Partition Calculus and Ramsey theory question These topics are outside of my area of research, so I am not quite sure where in the literature to find the answers.
In what follows, if $X$ is partially ordered and $n$ is a natural number,  let $[[X]]^n$ denote the set of $S\subset X$ such that $|S|=n$ and $S$ is linearly ordered.  A tree will be a partially ordered set $X$ such that for each $x\in X$, $$X|x:=\{y\in X: y\leqslant x\}$$ is a well-ordered set. The height of the tree $X$ is the supremum of the order types of $X|x$ as $x$ ranges through $X$. We define $d(X)$ to be the tree obtained by removing from $X$ all of its maximal members.  We then define $$d^0(X)=X,$$ $$d^{\xi+1}(X)=d(d^\xi(X)),$$ and if $\xi$ is a limit ordinal, $$d^\xi(X)=\bigcap_{\zeta<\xi}d^\zeta(X).$$  We then define the rank of $X$ to be the minimum $\xi$ (assuming one exists) such that $d^\xi(X)=\emptyset$.     
For the following questions, I suspect the answers are known, and if so, I would a reference. If the answers are not known, I would like to know what is the best partial result in this direction and some of the most relevant related results in the literature. 
Question $1$: Given an ordinal $\xi$ and a tree $X$ with height $\omega^\xi$, is it true that either $(a)$ there exists a linearly ordered subset $B$ of $X$ such that the height of $B$ is $\omega^\xi$, or $(b)$ there exists a collection $(X_i)_{i\in I}$ of incomparable subsets of $X$ such that $\sup_{i\in I}\text{height}(X_i)=\omega^\xi$ EDIT and each $X_i$ is linearly ordered. 
Question $2$: For a fixed natural number $n$, for which ordinals $\xi$ is the following true? If $X$ is a tree with height $\xi$ and if $[[X]]^n$ is colored with finitely many colors, there exists a subtree $Y$ of $X$ with height $\xi$ such that $[[Y]]^n$ is monochromatic. 
Question $3$: Same as Question $2$, but with height replaced by rank. 
 A: Question 1 is true for countable $\omega^\xi$ but it is at least consistent that this is false at $\omega_1.$ There might be a ZFC counterexample but the first thing that popped to mind is a Suslin tree. It is consistent with ZFC that there is a Suslin tree but it is also consistent that there aren't any.
To see that a Suslin tree $X$ is a counterexample, recall that a Suslin tree is a tree of height $\omega_1$ where every linearly ordered set is countable and every antichain is countable. Suppose we have a collection $(X_i)_{i \in I}$ of incomparable nonempty linearly ordered subsets of $X$. Let $x_i$ be the minimal element of $X_i$. This set $\{x_i \mid i \in I\}$ is an antichain, which must therefore be countable. Since each $X_i$ is countable, the supremum of the heights of the $X_i$ must be countable as well since $\omega_1$ is a regular cardinal. 

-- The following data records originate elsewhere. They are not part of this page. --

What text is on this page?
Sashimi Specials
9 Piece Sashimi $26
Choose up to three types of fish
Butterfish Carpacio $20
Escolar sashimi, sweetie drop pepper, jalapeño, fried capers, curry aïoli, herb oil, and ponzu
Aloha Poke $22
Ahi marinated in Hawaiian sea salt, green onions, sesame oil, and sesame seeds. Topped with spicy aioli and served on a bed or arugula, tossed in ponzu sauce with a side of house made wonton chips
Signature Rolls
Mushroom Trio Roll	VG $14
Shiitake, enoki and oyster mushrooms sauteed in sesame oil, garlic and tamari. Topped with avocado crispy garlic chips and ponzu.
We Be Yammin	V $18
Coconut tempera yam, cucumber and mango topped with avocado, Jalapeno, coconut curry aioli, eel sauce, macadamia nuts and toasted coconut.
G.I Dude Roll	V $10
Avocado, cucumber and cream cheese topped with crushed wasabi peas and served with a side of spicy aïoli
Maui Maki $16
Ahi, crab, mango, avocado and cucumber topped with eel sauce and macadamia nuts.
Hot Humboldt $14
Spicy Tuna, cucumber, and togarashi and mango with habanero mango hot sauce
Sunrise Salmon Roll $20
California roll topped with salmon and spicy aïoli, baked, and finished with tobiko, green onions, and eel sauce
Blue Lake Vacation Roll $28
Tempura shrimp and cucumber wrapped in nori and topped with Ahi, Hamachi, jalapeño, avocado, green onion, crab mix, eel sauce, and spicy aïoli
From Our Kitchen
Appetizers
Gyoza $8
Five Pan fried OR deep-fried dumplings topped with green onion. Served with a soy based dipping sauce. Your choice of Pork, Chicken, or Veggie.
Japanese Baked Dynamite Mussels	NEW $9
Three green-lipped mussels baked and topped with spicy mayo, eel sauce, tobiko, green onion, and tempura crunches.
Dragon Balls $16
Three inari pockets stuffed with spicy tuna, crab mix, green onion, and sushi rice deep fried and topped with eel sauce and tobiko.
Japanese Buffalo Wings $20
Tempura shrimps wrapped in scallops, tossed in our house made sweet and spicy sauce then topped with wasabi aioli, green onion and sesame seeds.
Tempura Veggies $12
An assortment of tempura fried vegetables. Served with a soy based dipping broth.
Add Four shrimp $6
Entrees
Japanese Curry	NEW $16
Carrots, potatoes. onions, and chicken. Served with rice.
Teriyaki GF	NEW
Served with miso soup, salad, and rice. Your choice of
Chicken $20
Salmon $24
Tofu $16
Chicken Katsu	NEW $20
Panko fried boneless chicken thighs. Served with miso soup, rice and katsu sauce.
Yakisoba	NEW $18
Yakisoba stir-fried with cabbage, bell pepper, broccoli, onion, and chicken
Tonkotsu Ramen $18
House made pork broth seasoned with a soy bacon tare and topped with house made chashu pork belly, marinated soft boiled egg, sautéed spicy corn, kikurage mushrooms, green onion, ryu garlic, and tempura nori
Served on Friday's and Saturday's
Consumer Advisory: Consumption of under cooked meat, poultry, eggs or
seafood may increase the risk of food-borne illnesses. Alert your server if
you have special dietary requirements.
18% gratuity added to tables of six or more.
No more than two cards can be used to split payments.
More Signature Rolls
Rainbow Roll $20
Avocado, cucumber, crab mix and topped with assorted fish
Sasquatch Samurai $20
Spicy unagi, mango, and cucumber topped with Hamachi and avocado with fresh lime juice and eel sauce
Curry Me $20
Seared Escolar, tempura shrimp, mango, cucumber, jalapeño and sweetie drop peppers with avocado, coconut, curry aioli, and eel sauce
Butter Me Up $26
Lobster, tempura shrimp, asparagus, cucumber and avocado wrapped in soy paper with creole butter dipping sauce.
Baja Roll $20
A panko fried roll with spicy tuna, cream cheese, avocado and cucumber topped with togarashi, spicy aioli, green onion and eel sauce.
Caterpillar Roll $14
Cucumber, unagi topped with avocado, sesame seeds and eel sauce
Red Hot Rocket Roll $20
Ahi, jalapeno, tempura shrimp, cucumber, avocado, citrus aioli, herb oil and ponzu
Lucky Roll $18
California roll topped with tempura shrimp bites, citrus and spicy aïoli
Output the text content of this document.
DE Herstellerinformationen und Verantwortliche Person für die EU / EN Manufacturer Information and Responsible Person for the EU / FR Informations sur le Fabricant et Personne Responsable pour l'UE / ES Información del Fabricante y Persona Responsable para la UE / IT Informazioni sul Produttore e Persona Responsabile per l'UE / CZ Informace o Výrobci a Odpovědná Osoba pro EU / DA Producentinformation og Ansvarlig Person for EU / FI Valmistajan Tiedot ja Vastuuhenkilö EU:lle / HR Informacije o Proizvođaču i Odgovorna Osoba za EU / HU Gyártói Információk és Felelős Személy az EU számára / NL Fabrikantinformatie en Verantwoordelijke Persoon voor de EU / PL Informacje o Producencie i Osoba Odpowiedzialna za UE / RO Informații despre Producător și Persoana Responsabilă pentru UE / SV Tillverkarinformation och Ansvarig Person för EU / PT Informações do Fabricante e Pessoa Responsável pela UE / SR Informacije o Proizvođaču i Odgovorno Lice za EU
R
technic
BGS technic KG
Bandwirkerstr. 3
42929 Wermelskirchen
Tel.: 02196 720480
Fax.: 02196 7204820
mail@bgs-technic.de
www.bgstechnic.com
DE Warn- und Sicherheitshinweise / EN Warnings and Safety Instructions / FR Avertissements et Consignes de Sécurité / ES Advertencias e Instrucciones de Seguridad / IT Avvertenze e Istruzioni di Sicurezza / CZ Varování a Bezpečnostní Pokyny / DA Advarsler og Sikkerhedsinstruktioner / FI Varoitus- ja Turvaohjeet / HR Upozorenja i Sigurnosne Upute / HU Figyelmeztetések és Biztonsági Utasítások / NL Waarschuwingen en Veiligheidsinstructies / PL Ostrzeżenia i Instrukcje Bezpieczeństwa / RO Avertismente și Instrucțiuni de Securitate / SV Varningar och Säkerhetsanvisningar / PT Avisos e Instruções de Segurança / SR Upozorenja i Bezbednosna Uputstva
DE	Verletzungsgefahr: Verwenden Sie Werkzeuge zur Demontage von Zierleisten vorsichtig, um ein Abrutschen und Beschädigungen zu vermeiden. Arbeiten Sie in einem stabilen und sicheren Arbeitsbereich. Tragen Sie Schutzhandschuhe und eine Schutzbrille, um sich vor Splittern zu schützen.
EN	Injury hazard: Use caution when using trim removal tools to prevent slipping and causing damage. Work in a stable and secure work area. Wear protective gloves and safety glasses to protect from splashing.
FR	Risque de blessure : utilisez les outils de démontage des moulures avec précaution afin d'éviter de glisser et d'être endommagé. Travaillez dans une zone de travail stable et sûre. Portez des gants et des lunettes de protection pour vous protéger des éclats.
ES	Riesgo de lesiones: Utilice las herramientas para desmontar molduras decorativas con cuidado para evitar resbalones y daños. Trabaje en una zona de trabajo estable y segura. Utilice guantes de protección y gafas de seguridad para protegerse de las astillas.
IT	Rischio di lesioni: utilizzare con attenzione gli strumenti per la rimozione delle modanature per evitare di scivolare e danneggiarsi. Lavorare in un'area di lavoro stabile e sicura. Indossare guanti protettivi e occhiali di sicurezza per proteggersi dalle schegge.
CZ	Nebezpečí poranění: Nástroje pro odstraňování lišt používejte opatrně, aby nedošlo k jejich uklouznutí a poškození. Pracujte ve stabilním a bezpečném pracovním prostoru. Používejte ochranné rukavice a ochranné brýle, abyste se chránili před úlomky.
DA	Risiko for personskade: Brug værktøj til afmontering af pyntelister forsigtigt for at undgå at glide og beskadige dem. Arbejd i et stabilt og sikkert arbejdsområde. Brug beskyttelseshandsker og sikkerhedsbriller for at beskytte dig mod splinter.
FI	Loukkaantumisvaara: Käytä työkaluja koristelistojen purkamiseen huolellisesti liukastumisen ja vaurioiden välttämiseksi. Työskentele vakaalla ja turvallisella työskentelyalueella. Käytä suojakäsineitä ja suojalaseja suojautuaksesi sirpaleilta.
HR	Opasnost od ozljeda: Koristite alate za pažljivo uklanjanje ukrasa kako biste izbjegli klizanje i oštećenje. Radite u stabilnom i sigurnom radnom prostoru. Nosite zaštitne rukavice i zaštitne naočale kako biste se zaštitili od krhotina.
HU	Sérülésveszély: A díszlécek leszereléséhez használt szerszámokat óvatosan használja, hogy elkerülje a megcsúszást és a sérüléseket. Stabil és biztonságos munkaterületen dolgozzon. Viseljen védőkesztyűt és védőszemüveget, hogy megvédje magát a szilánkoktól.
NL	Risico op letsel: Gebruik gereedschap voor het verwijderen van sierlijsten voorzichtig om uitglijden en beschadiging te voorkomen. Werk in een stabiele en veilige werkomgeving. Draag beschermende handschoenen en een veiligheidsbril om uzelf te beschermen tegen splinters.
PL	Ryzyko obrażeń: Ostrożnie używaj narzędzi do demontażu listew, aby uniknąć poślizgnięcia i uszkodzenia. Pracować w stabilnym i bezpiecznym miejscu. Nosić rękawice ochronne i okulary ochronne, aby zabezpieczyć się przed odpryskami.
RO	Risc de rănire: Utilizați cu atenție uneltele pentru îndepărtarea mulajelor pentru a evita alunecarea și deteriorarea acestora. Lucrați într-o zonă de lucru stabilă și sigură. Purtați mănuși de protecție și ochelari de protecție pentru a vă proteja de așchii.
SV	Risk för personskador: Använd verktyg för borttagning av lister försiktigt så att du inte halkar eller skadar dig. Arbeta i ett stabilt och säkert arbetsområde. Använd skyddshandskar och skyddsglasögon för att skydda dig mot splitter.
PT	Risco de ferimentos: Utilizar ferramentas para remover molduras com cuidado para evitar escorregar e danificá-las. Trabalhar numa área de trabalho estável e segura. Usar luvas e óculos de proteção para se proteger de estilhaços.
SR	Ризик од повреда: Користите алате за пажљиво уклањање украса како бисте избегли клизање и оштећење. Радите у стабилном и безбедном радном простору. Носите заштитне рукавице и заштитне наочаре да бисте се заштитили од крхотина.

Suslin trees generalize to higher levels and provide similar counterexamples higher up. It's harder to get rid of higher Suslin trees than it is to get rid of those with height $\omega_1$ but these are still conditional counterexamples since we can't prove the existence of such trees in ZFC.
For Question 2, if $n \geq 2$, it is necessary that $\xi$ is either $\omega$ or a weakly compact cardinal otherwise the result is false when $X$ is linearly ordered. The result is true for $\xi=\omega$ because of Ramsey's Theorem. There are two cases:
First, the easy case, if $X$ has a branch of height $\omega$ then apply the infinite form of Ramsey's Theorem to that branch.
Otherwise, by Kőnig's Lemma, the tree must have an infinite level. For simplicity, let's chop the base of the tree so that we can assume that the tree (or rather forest) has infinitely many roots. This gives a partition of $X$ into infinitely many rooted trees $(X_i)_{i \in I}$. Since $X$ has height $\omega$, the heights of these trees are unbounded and they are all finite. From a selection of these trees pick branches $Y_1,Y_2,\ldots$ so that the finite form of Ramsey's Theorem ensures that if $[Y_m]^n$ is $k$-colored then there is a homogeneous set $Z_m$ of size $m$ (where $n$ and $k$ are given by your setup). Apply Ramsey's Theorem to each $Y_m$ using your coloring and assemble the subchains $Z_m$ into a homogeneous tree of height $\omega$.
The same trick applies when $\xi$ is weakly compact. The basic idea is that a weakly compact cardinal satisfies the analogue of the infinite form of Ramsey's Theorem and it also has an analogue of Kőnig's Lemma. As a replacement for the finite form of Ramsey's Theorem, one needs to use the Erdős-Rado Theorem along with the observation that weakly compact cardinals are inaccessible.